The first priority for Indonesia is to demonstrate that it can develop successfully as a democratic, stable and prosperous society within its existing constitutional framework as a secular, tolerant state where people are free to practise their religion but not to impose it on others.
This will legitimise the current system, and deprive the extremists of a platform for mass support. But this is by no means a certain outcome. Indonesia, only six years after the fall of its last dictator, is still a system in the experimental stage. And Islam, after being repressed in Indonesia for decades, is still trying to find its own natural level in Indonesian society. How the state and Islam come into balance is an open question.
The future of the Yudhoyono Government, less than a year old, is an important part of this experiment. Yudhoyono, a modern, secular leader who is working against terrorism and corruption and in favour of economic growth, is pro-Western and, specifically, pro-Australian. He is, in short, the best thing Australia has going at the moment.
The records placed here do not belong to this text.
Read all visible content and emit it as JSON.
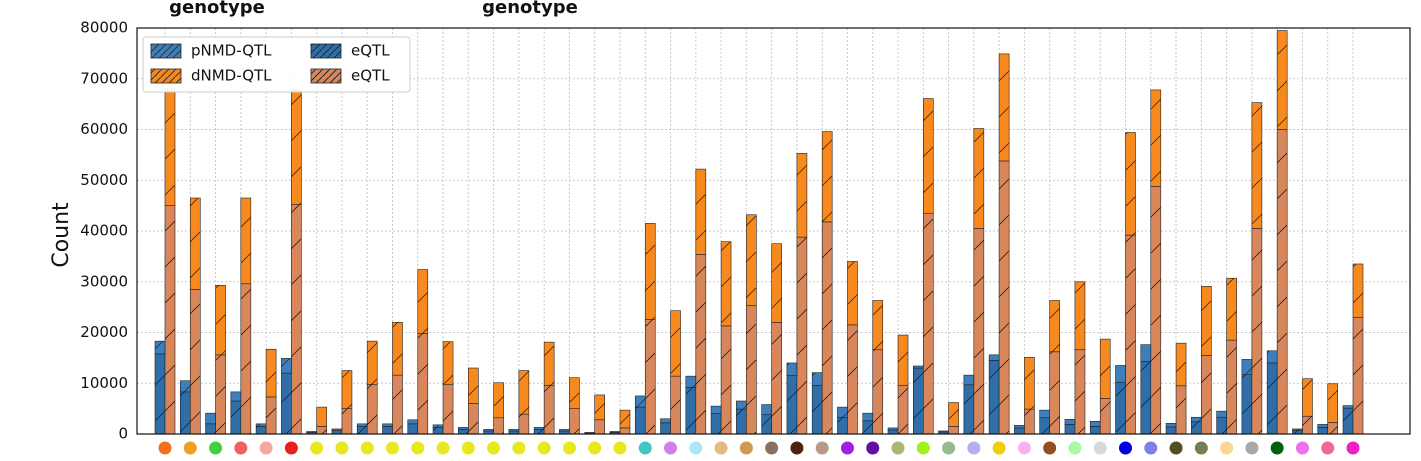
{
  "chart_data": {
    "type": "stacked_grouped_bar",
    "annotations": [
      "genotype",
      "genotype"
    ],
    "ylabel": "Count",
    "ylim": [
      0,
      80000
    ],
    "yticks": [
      0,
      10000,
      20000,
      30000,
      40000,
      50000,
      60000,
      70000,
      80000
    ],
    "grid": true,
    "legend": "upper left",
    "categories": [
      null,
      null,
      null,
      null,
      null,
      null,
      null,
      null,
      null,
      null,
      null,
      null,
      null,
      null,
      null,
      null,
      null,
      null,
      null,
      null,
      null,
      null,
      null,
      null,
      null,
      null,
      null,
      null,
      null,
      null,
      null,
      null,
      null,
      null,
      null,
      null,
      null,
      null,
      null,
      null,
      null,
      null,
      null,
      null,
      null,
      null,
      null,
      null
    ],
    "category_colors": [
      "#f07020",
      "#f0a020",
      "#40d040",
      "#f06060",
      "#f4a8a0",
      "#e82020",
      "#e8e820",
      "#e8e820",
      "#e8e820",
      "#e8e820",
      "#e8e820",
      "#e8e820",
      "#e8e820",
      "#e8e820",
      "#e8e820",
      "#e8e820",
      "#e8e820",
      "#e8e820",
      "#e8e820",
      "#40c8c0",
      "#d080e8",
      "#a8e8f8",
      "#e8b880",
      "#d09850",
      "#8a7060",
      "#502010",
      "#b89888",
      "#a020e0",
      "#6010a0",
      "#a8b870",
      "#a0f020",
      "#98b890",
      "#b0b0f0",
      "#f0d000",
      "#f8b0f0",
      "#905020",
      "#a8f8a8",
      "#d8d8d8",
      "#0000e0",
      "#8080e8",
      "#505020",
      "#708050",
      "#f8d890",
      "#a8a8a8",
      "#006010",
      "#f070f0",
      "#f06898",
      "#f020c0"
    ],
    "series": [
      {
        "name": "pNMD-QTL",
        "color": "#3d7fbd",
        "group": 0,
        "level": 1,
        "values": [
          2500,
          2200,
          2100,
          1800,
          500,
          2900,
          200,
          300,
          500,
          500,
          800,
          500,
          400,
          300,
          300,
          400,
          300,
          100,
          200,
          2200,
          800,
          2200,
          1500,
          1600,
          2000,
          2500,
          2500,
          2000,
          1500,
          400,
          400,
          200,
          1900,
          1100,
          500,
          1500,
          1000,
          1000,
          3300,
          3300,
          700,
          900,
          1200,
          3000,
          2400,
          300,
          600,
          500
        ]
      },
      {
        "name": "dNMD-QTL",
        "color": "#f7891f",
        "group": 1,
        "level": 1,
        "values": [
          23000,
          18000,
          13700,
          16900,
          9400,
          22600,
          3800,
          7500,
          8500,
          10400,
          12600,
          8400,
          7000,
          6900,
          8600,
          8500,
          6100,
          4900,
          3500,
          18900,
          12900,
          16800,
          16600,
          17900,
          15500,
          16500,
          17800,
          12500,
          9700,
          9900,
          22600,
          4700,
          19700,
          21100,
          10200,
          10100,
          13400,
          11700,
          20200,
          19000,
          8400,
          13600,
          12200,
          24800,
          19500,
          7400,
          7600,
          10500
        ]
      },
      {
        "name": "eQTL",
        "color": "#2f6ea8",
        "group": 0,
        "level": 0,
        "values": [
          15800,
          8300,
          2000,
          6500,
          1500,
          12000,
          300,
          700,
          1500,
          1500,
          2000,
          1300,
          900,
          600,
          600,
          900,
          600,
          200,
          300,
          5300,
          2200,
          9200,
          4000,
          4900,
          3800,
          11500,
          9600,
          3300,
          2600,
          800,
          13000,
          400,
          9700,
          14500,
          1200,
          3200,
          1900,
          1500,
          10200,
          14300,
          1400,
          2400,
          3300,
          11700,
          14000,
          700,
          1300,
          5100
        ]
      },
      {
        "name": "eQTL",
        "color": "#d9875a",
        "group": 1,
        "level": 0,
        "values": [
          45000,
          28500,
          15600,
          29600,
          7300,
          45200,
          1500,
          5000,
          9800,
          11600,
          19800,
          9800,
          6000,
          3200,
          3900,
          9600,
          5000,
          2800,
          1200,
          22600,
          11400,
          35400,
          21300,
          25300,
          22000,
          38800,
          41800,
          21500,
          16600,
          9600,
          43500,
          1500,
          40500,
          53800,
          4900,
          16200,
          16600,
          7000,
          39200,
          48800,
          9500,
          15500,
          18500,
          40500,
          60000,
          3500,
          2300,
          23000
        ]
      }
    ]
  }
}
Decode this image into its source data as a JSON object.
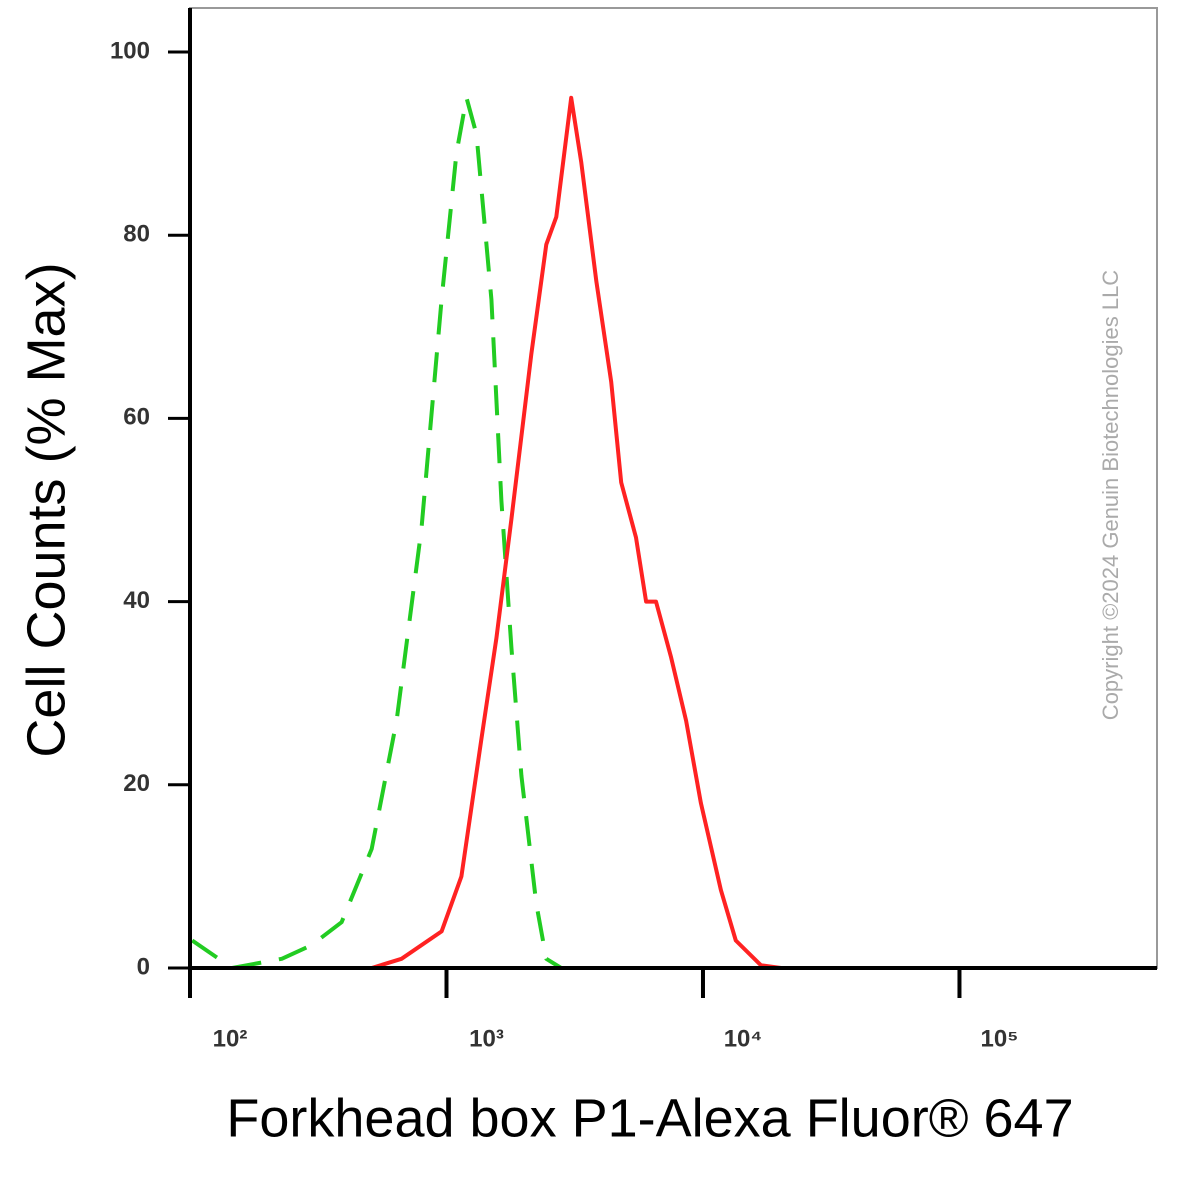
{
  "chart_data": {
    "type": "line",
    "x_label": "Forkhead box P1-Alexa Fluor® 647",
    "y_label": "Cell Counts (% Max)",
    "watermark": "Copyright ©2024 Genuin Biotechnologies LLC",
    "xscale": "log",
    "xlim": [
      100,
      589000
    ],
    "ylim": [
      0,
      100
    ],
    "xticks": [
      {
        "value": 100,
        "label": "10²"
      },
      {
        "value": 1000,
        "label": "10³"
      },
      {
        "value": 10000,
        "label": "10⁴"
      },
      {
        "value": 100000,
        "label": "10⁵"
      }
    ],
    "yticks": [
      0,
      20,
      40,
      60,
      80,
      100
    ],
    "series": [
      {
        "color": "#22cc22",
        "style": "dashed",
        "x": [
          102,
          146,
          228,
          298,
          390,
          511,
          639,
          799,
          957,
          1094,
          1197,
          1309,
          1496,
          1637,
          1791,
          1959,
          2239,
          2449,
          2801,
          500000
        ],
        "values": [
          3,
          0,
          1,
          2.5,
          5,
          13,
          27,
          48,
          73,
          89,
          95,
          91,
          73,
          51,
          35,
          21,
          7,
          1,
          0,
          0
        ]
      },
      {
        "color": "#ff2222",
        "style": "solid",
        "x": [
          102,
          511,
          668,
          957,
          1143,
          1368,
          1565,
          1791,
          2142,
          2449,
          2680,
          3064,
          3350,
          3836,
          4385,
          4797,
          5483,
          6000,
          6561,
          7499,
          8590,
          9817,
          11750,
          13430,
          16830,
          20140,
          500000
        ],
        "values": [
          0,
          0,
          1,
          4,
          10,
          25,
          36,
          49,
          67,
          79,
          82,
          95,
          88,
          75,
          64,
          53,
          47,
          40,
          40,
          34,
          27,
          18,
          8.5,
          3,
          0.3,
          0,
          0
        ]
      }
    ]
  }
}
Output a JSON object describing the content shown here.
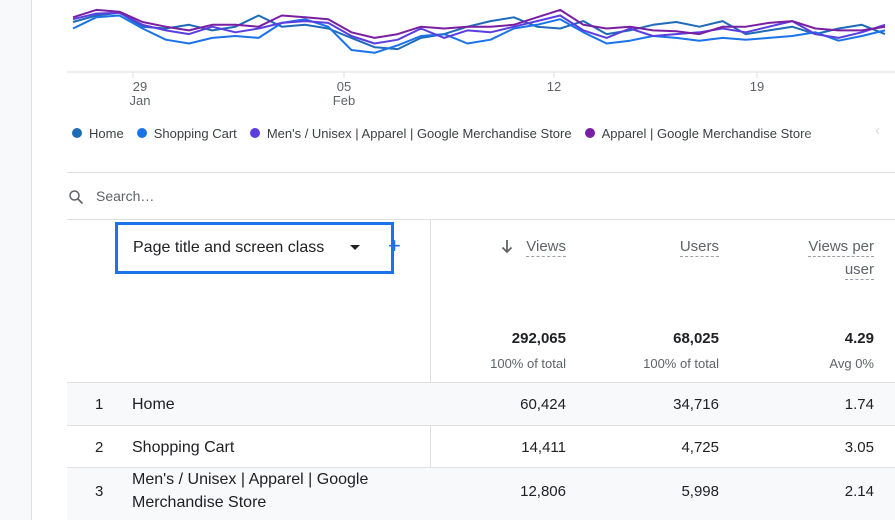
{
  "chart": {
    "x_ticks": [
      {
        "day": "29",
        "month": "Jan"
      },
      {
        "day": "05",
        "month": "Feb"
      },
      {
        "day": "12",
        "month": ""
      },
      {
        "day": "19",
        "month": ""
      }
    ],
    "series": [
      {
        "name": "Home",
        "color": "#1e6bb8",
        "values": [
          45,
          52,
          55,
          40,
          38,
          42,
          36,
          40,
          52,
          40,
          42,
          38,
          28,
          18,
          16,
          28,
          32,
          40,
          46,
          50,
          40,
          38,
          46,
          32,
          36,
          42,
          45,
          40,
          46,
          32,
          36,
          40,
          32,
          38,
          42,
          32
        ]
      },
      {
        "name": "Shopping Cart",
        "color": "#1a73e8",
        "values": [
          38,
          50,
          52,
          38,
          26,
          22,
          28,
          30,
          28,
          44,
          48,
          40,
          15,
          12,
          20,
          30,
          32,
          22,
          26,
          38,
          42,
          48,
          34,
          22,
          25,
          30,
          28,
          25,
          28,
          26,
          28,
          30,
          34,
          25,
          30,
          36
        ]
      },
      {
        "name": "Men's / Unisex | Apparel | Google Merchandise Store",
        "color": "#5b3ee0",
        "values": [
          48,
          54,
          55,
          42,
          36,
          32,
          40,
          34,
          38,
          44,
          46,
          44,
          30,
          22,
          26,
          38,
          28,
          36,
          34,
          40,
          46,
          52,
          36,
          28,
          38,
          30,
          32,
          34,
          38,
          34,
          40,
          46,
          32,
          28,
          34,
          42
        ]
      },
      {
        "name": "Apparel | Google Merchandise Store",
        "color": "#7b1fa2",
        "values": [
          50,
          58,
          56,
          45,
          40,
          36,
          42,
          42,
          40,
          52,
          50,
          48,
          34,
          28,
          32,
          40,
          38,
          40,
          40,
          42,
          50,
          58,
          42,
          38,
          40,
          36,
          35,
          32,
          40,
          40,
          44,
          46,
          38,
          36,
          36,
          40
        ]
      }
    ]
  },
  "search": {
    "placeholder": "Search…"
  },
  "table": {
    "dimension_label": "Page title and screen class",
    "add_label": "+",
    "columns": [
      {
        "line1": "Views",
        "line2": ""
      },
      {
        "line1": "Users",
        "line2": ""
      },
      {
        "line1": "Views per",
        "line2": "user"
      }
    ],
    "totals": [
      {
        "value": "292,065",
        "sub": "100% of total"
      },
      {
        "value": "68,025",
        "sub": "100% of total"
      },
      {
        "value": "4.29",
        "sub": "Avg 0%"
      }
    ],
    "rows": [
      {
        "rank": "1",
        "line1": "Home",
        "line2": "",
        "views": "60,424",
        "users": "34,716",
        "vpu": "1.74"
      },
      {
        "rank": "2",
        "line1": "Shopping Cart",
        "line2": "",
        "views": "14,411",
        "users": "4,725",
        "vpu": "3.05"
      },
      {
        "rank": "3",
        "line1": "Men's / Unisex | Apparel | Google",
        "line2": "Merchandise Store",
        "views": "12,806",
        "users": "5,998",
        "vpu": "2.14"
      }
    ]
  },
  "colors": {
    "accent": "#1a73e8"
  }
}
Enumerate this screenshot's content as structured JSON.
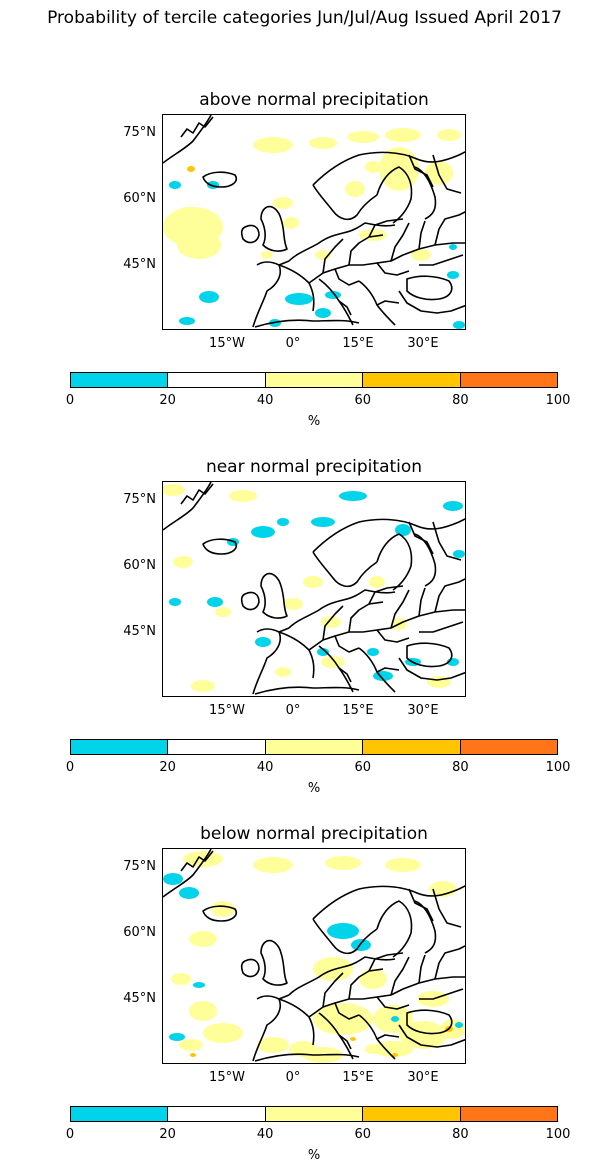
{
  "figure": {
    "title": "Probability of tercile categories Jun/Jul/Aug Issued April 2017"
  },
  "axes": {
    "lat_labels": [
      "75°N",
      "60°N",
      "45°N"
    ],
    "lon_labels": [
      "15°W",
      "0°",
      "15°E",
      "30°E"
    ]
  },
  "colorbar": {
    "ticks": [
      "0",
      "20",
      "40",
      "60",
      "80",
      "100"
    ],
    "unit": "%",
    "colors": [
      "#00d4ea",
      "#ffffff",
      "#ffff99",
      "#ffc600",
      "#ff7518"
    ]
  },
  "panels": [
    {
      "title": "above normal precipitation"
    },
    {
      "title": "near normal precipitation"
    },
    {
      "title": "below normal precipitation"
    }
  ],
  "map_data": {
    "type": "tercile_probability_maps",
    "region": "Europe / North Atlantic",
    "lat_range": [
      "30°N",
      "80°N"
    ],
    "lon_range": [
      "30°W",
      "40°E"
    ],
    "color_scale": [
      {
        "range": "0-20",
        "color": "#00d4ea"
      },
      {
        "range": "20-40",
        "color": "#ffffff"
      },
      {
        "range": "40-60",
        "color": "#ffff99"
      },
      {
        "range": "60-80",
        "color": "#ffc600"
      },
      {
        "range": "80-100",
        "color": "#ff7518"
      }
    ]
  }
}
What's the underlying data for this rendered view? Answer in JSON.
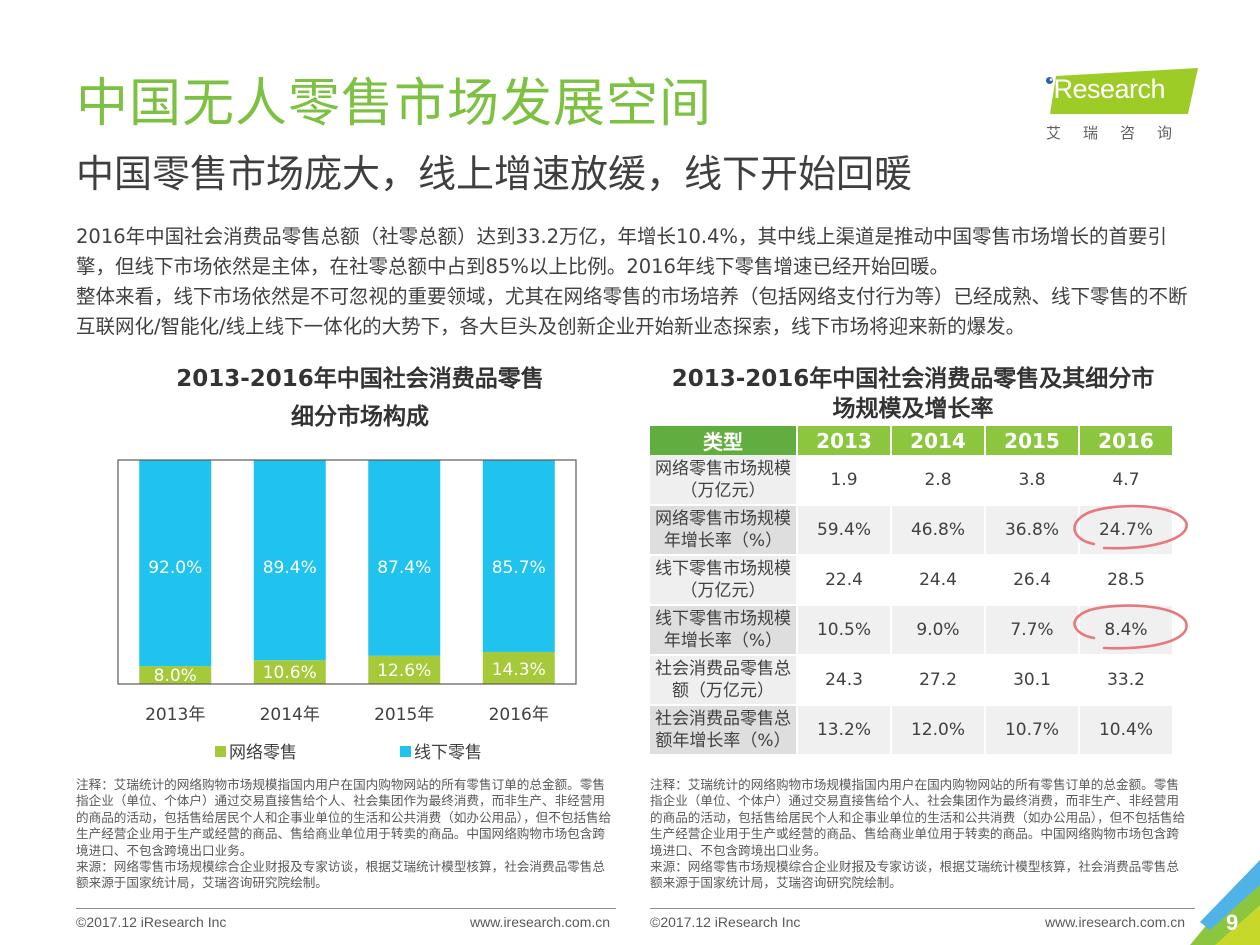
{
  "header": {
    "title": "中国无人零售市场发展空间",
    "subtitle": "中国零售市场庞大，线上增速放缓，线下开始回暖"
  },
  "logo": {
    "brand": "Research",
    "brand_cn": "艾瑞咨询",
    "colors": {
      "band": "#9ccc25",
      "dot": "#2a5fb0"
    }
  },
  "intro": {
    "paragraphs": [
      "2016年中国社会消费品零售总额（社零总额）达到33.2万亿，年增长10.4%，其中线上渠道是推动中国零售市场增长的首要引擎，但线下市场依然是主体，在社零总额中占到85%以上比例。2016年线下零售增速已经开始回暖。",
      "整体来看，线下市场依然是不可忽视的重要领域，尤其在网络零售的市场培养（包括网络支付行为等）已经成熟、线下零售的不断互联网化/智能化/线上线下一体化的大势下，各大巨头及创新企业开始新业态探索，线下市场将迎来新的爆发。"
    ]
  },
  "chart_data": [
    {
      "type": "bar",
      "stacked": true,
      "title": "2013-2016年中国社会消费品零售细分市场构成",
      "title_lines": [
        "2013-2016年中国社会消费品零售",
        "细分市场构成"
      ],
      "categories": [
        "2013年",
        "2014年",
        "2015年",
        "2016年"
      ],
      "series": [
        {
          "name": "网络零售",
          "color": "#a6c93a",
          "values": [
            8.0,
            10.6,
            12.6,
            14.3
          ],
          "labels": [
            "8.0%",
            "10.6%",
            "12.6%",
            "14.3%"
          ]
        },
        {
          "name": "线下零售",
          "color": "#1fc3ee",
          "values": [
            92.0,
            89.4,
            87.4,
            85.7
          ],
          "labels": [
            "92.0%",
            "89.4%",
            "87.4%",
            "85.7%"
          ]
        }
      ],
      "xlabel": "",
      "ylabel": "",
      "ylim": [
        0,
        100
      ],
      "unit": "%",
      "grid": false,
      "legend": "bottom"
    },
    {
      "type": "table",
      "title": "2013-2016年中国社会消费品零售及其细分市场规模及增长率",
      "title_lines": [
        "2013-2016年中国社会消费品零售及其细分市",
        "场规模及增长率"
      ],
      "columns": [
        "类型",
        "2013",
        "2014",
        "2015",
        "2016"
      ],
      "rows": [
        {
          "label": [
            "网络零售市场规模",
            "（万亿元）"
          ],
          "values": [
            "1.9",
            "2.8",
            "3.8",
            "4.7"
          ],
          "highlight_last": false
        },
        {
          "label": [
            "网络零售市场规模",
            "年增长率（%）"
          ],
          "values": [
            "59.4%",
            "46.8%",
            "36.8%",
            "24.7%"
          ],
          "highlight_last": true
        },
        {
          "label": [
            "线下零售市场规模",
            "（万亿元）"
          ],
          "values": [
            "22.4",
            "24.4",
            "26.4",
            "28.5"
          ],
          "highlight_last": false
        },
        {
          "label": [
            "线下零售市场规模",
            "年增长率（%）"
          ],
          "values": [
            "10.5%",
            "9.0%",
            "7.7%",
            "8.4%"
          ],
          "highlight_last": true
        },
        {
          "label": [
            "社会消费品零售总",
            "额（万亿元）"
          ],
          "values": [
            "24.3",
            "27.2",
            "30.1",
            "33.2"
          ],
          "highlight_last": false
        },
        {
          "label": [
            "社会消费品零售总",
            "额年增长率（%）"
          ],
          "values": [
            "13.2%",
            "12.0%",
            "10.7%",
            "10.4%"
          ],
          "highlight_last": false
        }
      ],
      "header_colors": {
        "type_col": "#62ad3f",
        "year_col": "#8cc63f"
      },
      "highlight_color": "#e8777e"
    }
  ],
  "notes": {
    "left": [
      "注释：艾瑞统计的网络购物市场规模指国内用户在国内购物网站的所有零售订单的总金额。零售指企业（单位、个体户）通过交易直接售给个人、社会集团作为最终消费，而非生产、非经营用的商品的活动，包括售给居民个人和企事业单位的生活和公共消费（如办公用品），但不包括售给生产经营企业用于生产或经营的商品、售给商业单位用于转卖的商品。中国网络购物市场包含跨境进口、不包含跨境出口业务。",
      "来源：网络零售市场规模综合企业财报及专家访谈，根据艾瑞统计模型核算，社会消费品零售总额来源于国家统计局，艾瑞咨询研究院绘制。"
    ],
    "right": [
      "注释：艾瑞统计的网络购物市场规模指国内用户在国内购物网站的所有零售订单的总金额。零售指企业（单位、个体户）通过交易直接售给个人、社会集团作为最终消费，而非生产、非经营用的商品的活动，包括售给居民个人和企事业单位的生活和公共消费（如办公用品），但不包括售给生产经营企业用于生产或经营的商品、售给商业单位用于转卖的商品。中国网络购物市场包含跨境进口、不包含跨境出口业务。",
      "来源：网络零售市场规模综合企业财报及专家访谈，根据艾瑞统计模型核算，社会消费品零售总额来源于国家统计局，艾瑞咨询研究院绘制。"
    ]
  },
  "footer": {
    "copyright": "©2017.12 iResearch Inc",
    "url": "www.iresearch.com.cn",
    "page_number": "9"
  }
}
He has just been obliged to cut fuel subsidies, effectively doubling the price of petrol. Raising the price of petrol is extraordinarily sensitive in Indonesia - it was one of the triggers for the downfall of both Soekarno and Soeharto.
The last thing Yudhoyono needs just now is to be undermined by Australia. Barton's advice: "He's vulnerable right now and Australia needs to recognise that in the way it engages him." It would certainly be a bonus for the terrorists if, by killing some Australian tourists in Bali, they can drive a wedge into Indonesian relations with Australia.
The unwavering aim for Australia must be to concentrate on helping the emergence of a secular, stable and successful Indonesia, to try, as the British are trying with Turkey, to bring all the world together on the side of civilisation. That way, we win and the terrorists lose."